Gwyneth Paltrow and John Waters, united

Gwyneth Paltrow and John Waters, united

Books: Read so many good books this summer, which hasn’t happened in a long time. The Neapolitan novels by Elena Ferrante. They are pure energy. I managed to be number one in the holds queue at the public library for The Lost Child. Basically read it in a day, and then took a week to read the last chapter because I didn’t want it to end yet. (I had always been puzzled by the covers and how dissonant they were with the books themselves. I finally found out why—read an interview with the cover designer who explained that she tried to make them “vulgar." P., a painter, said that she always thought they were too sophisticated to be unintentional.) H is for Hawk by Helen Macdonald. Read over weeks – a chapter at a time, because I didn’t want it to end even before I started reading. One of the most emotionally honest books I’ve read. Also her writing, her words. Not showy, but somehow a bit magical. Between the World and Me by Ta-Nehisi Coates. My thoughts on the book are more in feelings than words - an admiration of how he makes the abstract physical; anger; outrage; futility; a knowledge that the past is not past, that the past is too recent, that it can't be changed, that the future will not change either. It is intensely personal, urgent writing. Happy he won a MacArthur grant and happy that he is writing a character for Marvel.

Looking for more good books: writing that is deeply felt, a sense of things that must be said.
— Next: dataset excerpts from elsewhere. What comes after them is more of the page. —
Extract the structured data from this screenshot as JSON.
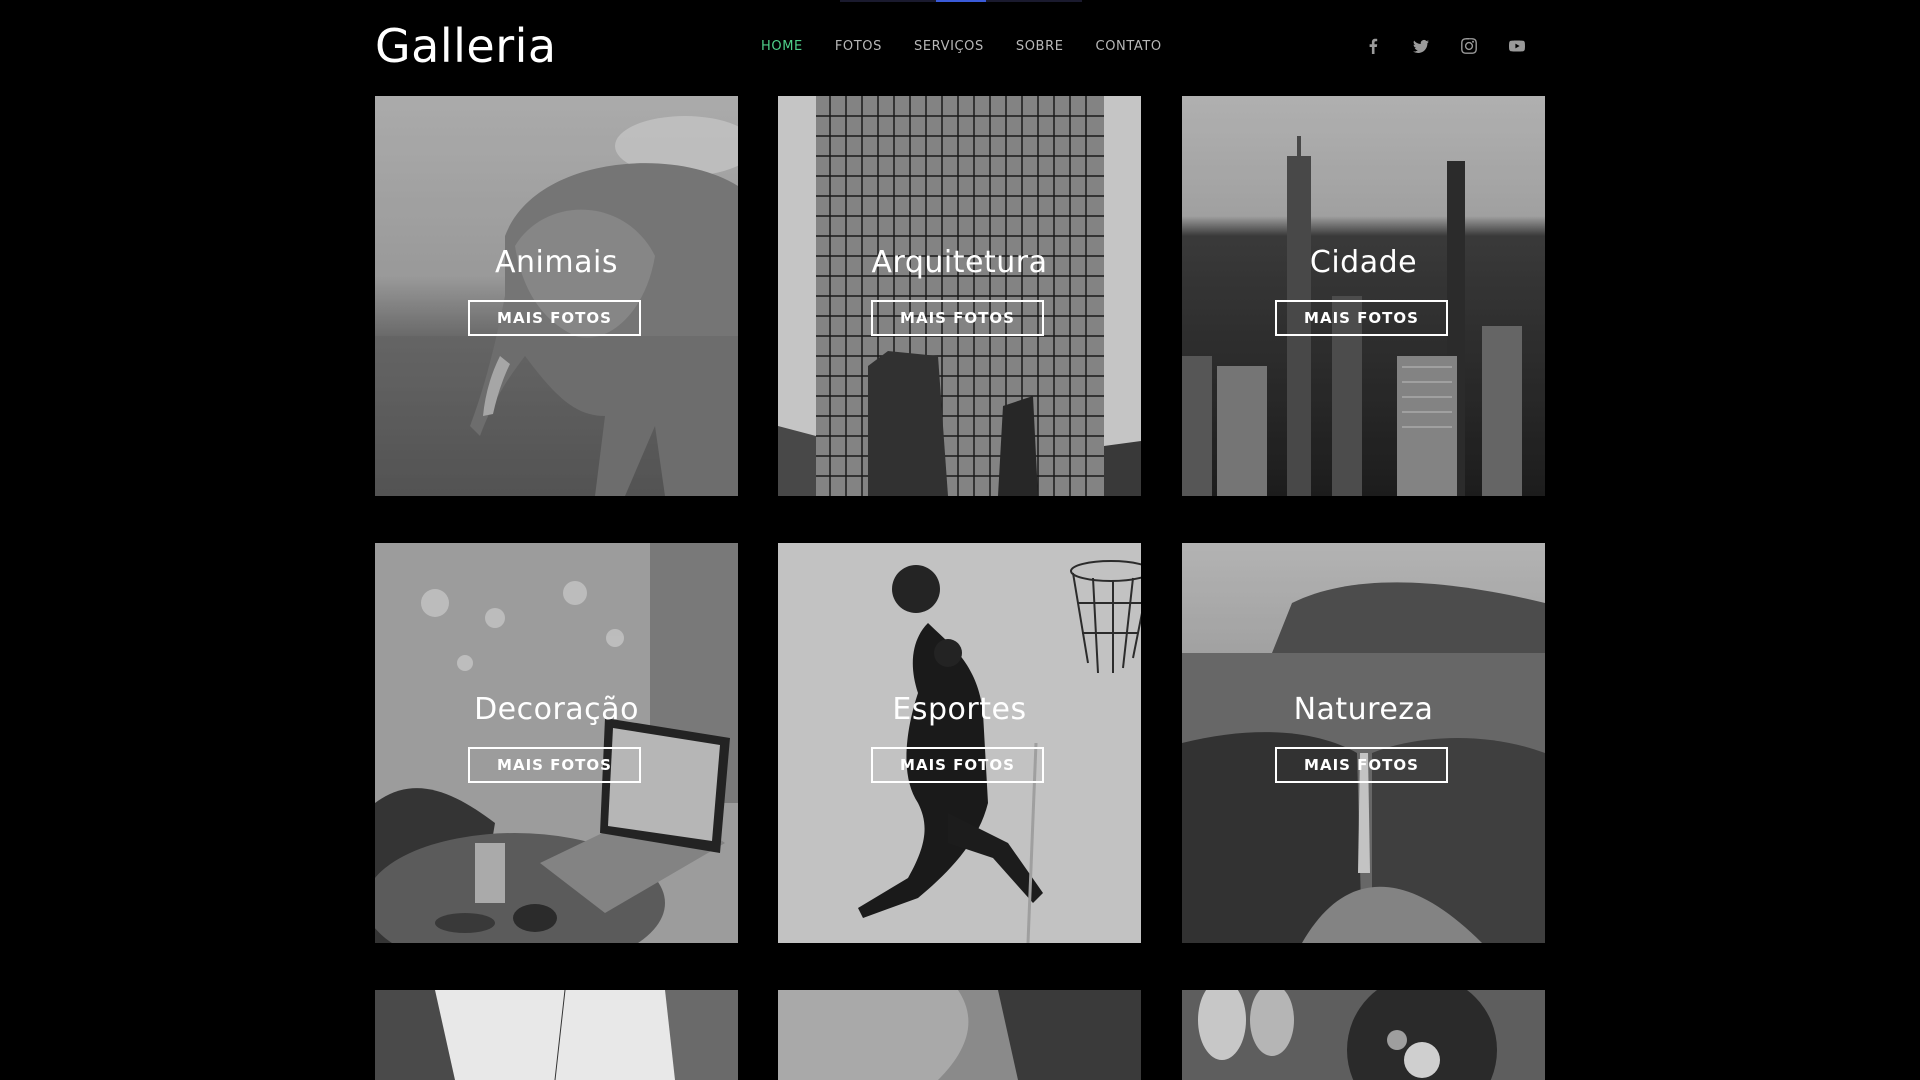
{
  "header": {
    "logo": "Galleria",
    "nav": [
      {
        "label": "HOME",
        "active": true
      },
      {
        "label": "FOTOS",
        "active": false
      },
      {
        "label": "SERVIÇOS",
        "active": false
      },
      {
        "label": "SOBRE",
        "active": false
      },
      {
        "label": "CONTATO",
        "active": false
      }
    ],
    "social": [
      "facebook-icon",
      "twitter-icon",
      "instagram-icon",
      "youtube-icon"
    ]
  },
  "colors": {
    "background": "#000000",
    "nav_active": "#4fd08a",
    "nav_text": "#b8b8b8"
  },
  "gallery": [
    {
      "title": "Animais",
      "button": "MAIS FOTOS"
    },
    {
      "title": "Arquitetura",
      "button": "MAIS FOTOS"
    },
    {
      "title": "Cidade",
      "button": "MAIS FOTOS"
    },
    {
      "title": "Decoração",
      "button": "MAIS FOTOS"
    },
    {
      "title": "Esportes",
      "button": "MAIS FOTOS"
    },
    {
      "title": "Natureza",
      "button": "MAIS FOTOS"
    },
    {
      "title": "",
      "button": ""
    },
    {
      "title": "",
      "button": ""
    },
    {
      "title": "",
      "button": ""
    }
  ]
}
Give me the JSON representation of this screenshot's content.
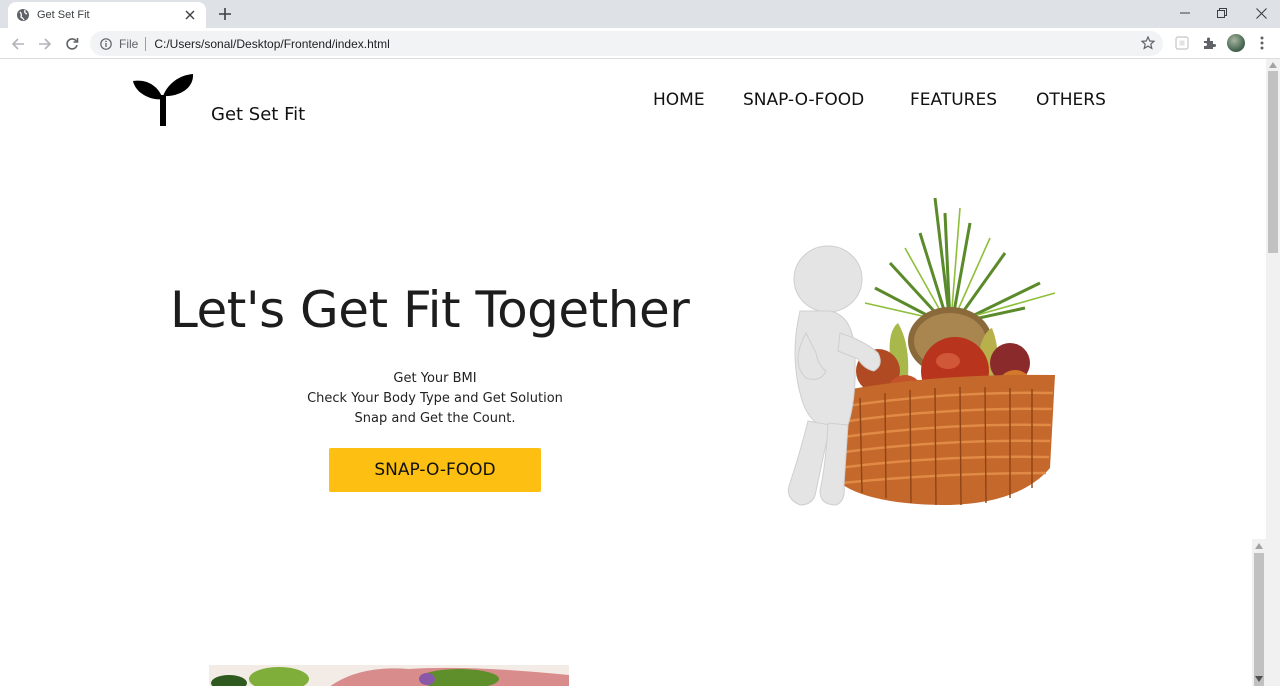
{
  "browser": {
    "tab_title": "Get Set Fit",
    "scheme": "File",
    "url": "C:/Users/sonal/Desktop/Frontend/index.html"
  },
  "site": {
    "brand": "Get Set Fit",
    "nav": [
      "HOME",
      "SNAP-O-FOOD",
      "FEATURES",
      "OTHERS"
    ]
  },
  "hero": {
    "title": "Let's Get Fit Together",
    "lines": [
      "Get Your BMI",
      "Check Your Body Type and Get Solution",
      "Snap and Get the Count."
    ],
    "cta": "SNAP-O-FOOD"
  },
  "icons": {
    "favicon": "globe-icon",
    "logo": "sprout-logo",
    "extensions": "puzzle-icon"
  },
  "colors": {
    "cta": "#fdbf11",
    "text": "#1d1d1d",
    "chrome_tabstrip": "#dee1e6"
  }
}
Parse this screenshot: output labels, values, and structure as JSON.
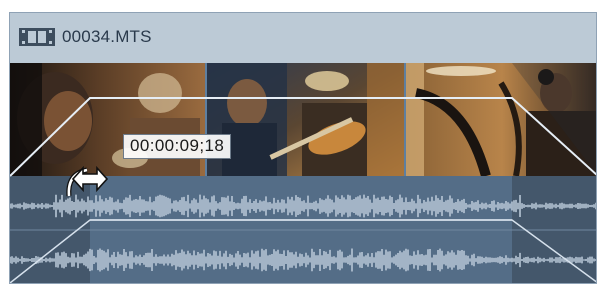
{
  "clip": {
    "name": "00034.MTS",
    "header_icon": "film-strip-icon",
    "timecode_tooltip": "00:00:09;18",
    "cursor_icon": "fade-handle-cursor-icon",
    "selected": true,
    "colors": {
      "header_bg": "#bccad6",
      "audio_bg": "#546d87",
      "waveform": "#b7c6d6",
      "fade_line": "#dfe8f1",
      "thumbnail_border": "#5e7fa0"
    }
  },
  "video_track": {
    "thumbnails": [
      {
        "name": "thumbnail-1",
        "description_icon": "drummer-frame"
      },
      {
        "name": "thumbnail-2",
        "description_icon": "guitarist-frame"
      },
      {
        "name": "thumbnail-3",
        "description_icon": "microphone-frame"
      }
    ]
  },
  "audio_track": {
    "channels": [
      "left",
      "right"
    ]
  }
}
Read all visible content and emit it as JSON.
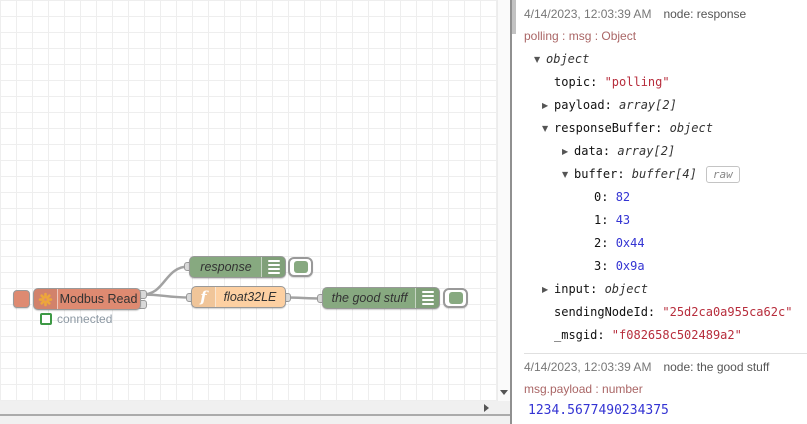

Just started reading Jonathan Strange and Mr.Norrell – why didn’t I read this sooner?! I think maybe I thought it would be scary – I am very suggestible. Over and over again lately, I am feeling a pull toward England. So many books I read during My Young, Formative Years were set in England – George Bernard Shaw, E.M. Forster, Jane Austen, etc. (I still want to spell grey, not gray.) More recently, reading about Constance Spry, Gertrude Jekyll, and Vita Sackville-West, there is another aspect to it – the flowers and gardens. I've been thinking about Room with a View and Howard's End a lot lately, and those along with H is for Hawk and Jonathan Strange and Mr. Norrell are all very much about England – about the land. I want to see the places in the books.